И Гризли заговорила.
– Значит, он давно знает? – спокойно заключил Лёшик, подводя итог разговору.
– Да.
– И обещал переломать ноги?
Гризли кивнула. Проговорили они долго, пару раз она снова чуть не расплакалась.
– Ерунда, – отмахнулся Лёшик. Улыбнулся. Взгляд был жёстким. – Это фигуральное выражение.
– Какой там…
– Поверь.
Гризли показалось, что ей стало холодно. Лёшик почувствовал это и обнял крепче. Она действительно задрожала:
– Я боюсь, – прошептала Гризли.
– Не надо тебе брать отпуск, – мягко заверял Лёшик. – И не надо портить Ольге открытие. Он ведь дал время, правильно?
– Совсем немного.
– Ты выйдешь на работу, как ни в чём не бывало, а я тебе помогу.
Гризли всё-таки всхлипнула. Как много сегодня всего изменилось. И прежде всего – Лёшик. Таким она его не знала. Спокойный и уверенный. Мужик! Хотя дела плохи. Очень плохи дела… Гризли шмыгнула носом ещё раз. Негромко произнесла:
– Я всегда к нему… Но не думала, что он такой страшный человек. Бедная Ольга…
– После… вернисажа мы с тобой вместе поговорим с ней.
– Спасибо, – горечь подкатила к горлу.
Лёшик вздохнул:
– За всё приходится платить.
Гризли затихла, уткнувшись Лёшику в шею. Он пах, как всегда, даже лучше. Намного лучше. «Никогда больше ему не изменю», – подумала она.
– Время есть. Ничего, справимся, – пообещал Лёшик.
– Иди сюда, – снова позвала она.
– Я здесь.
– Глупый, – произнесла Гризли. Её губы раскрылись. И она увлекла Лёшика в спальню.
19. Счастье (вести из тёмной зоны)
Это ведь было яркое солнечное пятно, правда? И даже облачко, которое в нём потом появилось, было нежного розового цвета. Огонь пришёл позже, да? Мы жили чистыми и счастливыми, как в раю. И мы были одни, в нашем надёжном мире, и никого туда не пускали. Брат и сестра, двое: будущий мужчина и будущая женщина, хотя мы рано, очень рано познали любовь. И тела друг друга; твоё было более зрелым, опытным, и оно приняло меня без остатка.

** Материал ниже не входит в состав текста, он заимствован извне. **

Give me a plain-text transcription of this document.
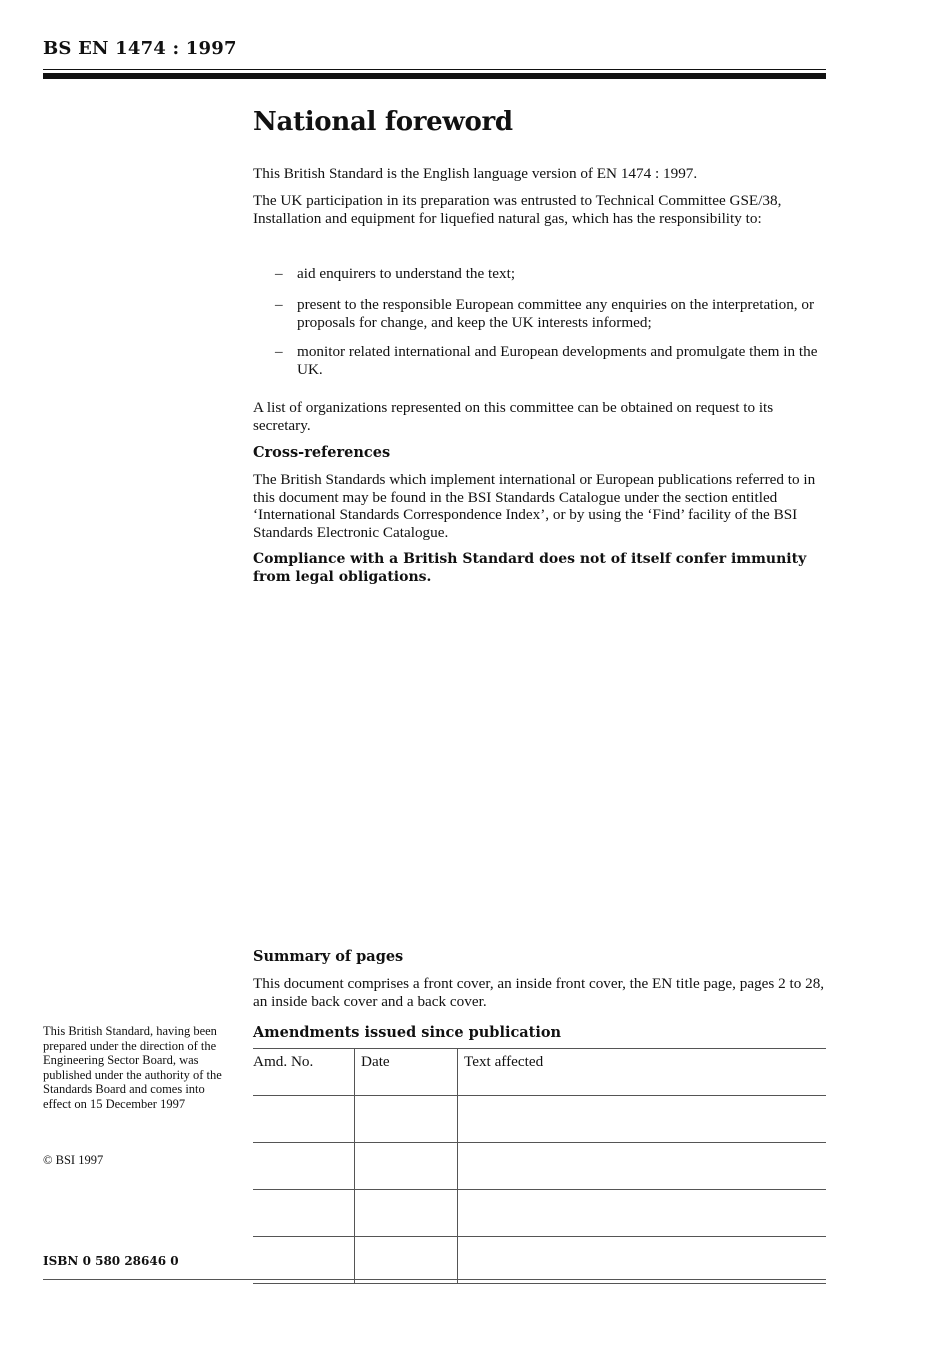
BS EN 1474 : 1997
National foreword

This British Standard is the English language version of EN 1474 : 1997.

The UK participation in its preparation was entrusted to Technical Committee GSE/38, Installation and equipment for liquefied natural gas, which has the responsibility to:

– aid enquirers to understand the text;

– present to the responsible European committee any enquiries on the interpretation, or proposals for change, and keep the UK interests informed;

– monitor related international and European developments and promulgate them in the UK.

A list of organizations represented on this committee can be obtained on request to its secretary.

Cross-references

The British Standards which implement international or European publications referred to in this document may be found in the BSI Standards Catalogue under the section entitled ‘International Standards Correspondence Index’, or by using the ‘Find’ facility of the BSI Standards Electronic Catalogue.

Compliance with a British Standard does not of itself confer immunity from legal obligations.

Summary of pages

This document comprises a front cover, an inside front cover, the EN title page, pages 2 to 28, an inside back cover and a back cover.

Amendments issued since publication

Amd. No.	Date	Text affected

This British Standard, having been prepared under the direction of the Engineering Sector Board, was published under the authority of the Standards Board and comes into effect on 15 December 1997
© BSI 1997
ISBN 0 580 28646 0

Сначала это было похоже на игру. Я помню всё, каждое твоё слово, и когда в нашем раю, в нашем надёжном мире появилось это розовое облачко (наверное, это был младенец), мы ведь были сначала очень счастливы. И даже огонь, о котором ты мне всё объяснила, был необходим – супергерои обязаны защищать свой надёжны мир. Да, лицо того, кто первым сделал тебя женщиной, растаяло в этом огне, и все бы другие, другие дети, плакали, но мы были ни на кого не похожи. Хотя моё сердце было готово разорваться от боли, но ты была рядом и всё мне объяснила, без слов, как ты это всегда умела, а крепко держа за руку.
Но всё это случилось позже. Когда пришлось оберегать
Я помню, когда это случилось впервые. Каждое мгновение. Сразу после близости с тобой. И этот момент мы почувствовали оба. Первый раз я взял эти силы взаймы, и ты – мой ангел, моя сестра и моя женщина – была рядом. Я помню. И как потом засияло и сделалось непроницаемым наше счастье.
Мы были непохожи, и нам приходилось притворяться, терпеть унижения, но это стоило того, и когда во мне появлялось сомнение, ты укрепляла моё сердце.
Криворотыйкрючконос.
Я помню эти горькие слова, и как они смеялись, те, на кого мы не были похожи. Но они выбрали слова губительные, попавшие в цель. Тьма знала о них
и заставляла тебя в них поверить. Они всегда были предвестниками Тьмы. И тогда я пообещал всё исправить. Тебе, но прежде всего, себе дал слово.
Так и было. Невинны, чисты, как дети в раю. И нежное розовое облачко жило в нашем месте, в нашем счастье, вместе с нами, где-то с краешка, младенец… И мы ждали, что теперь нас станет трое. И даже когда к тебе приходила Тьма, и ты была вынуждена прятаться в другом месте, оберегая счастье, я знал, где взять силы, чтобы ждать тебя.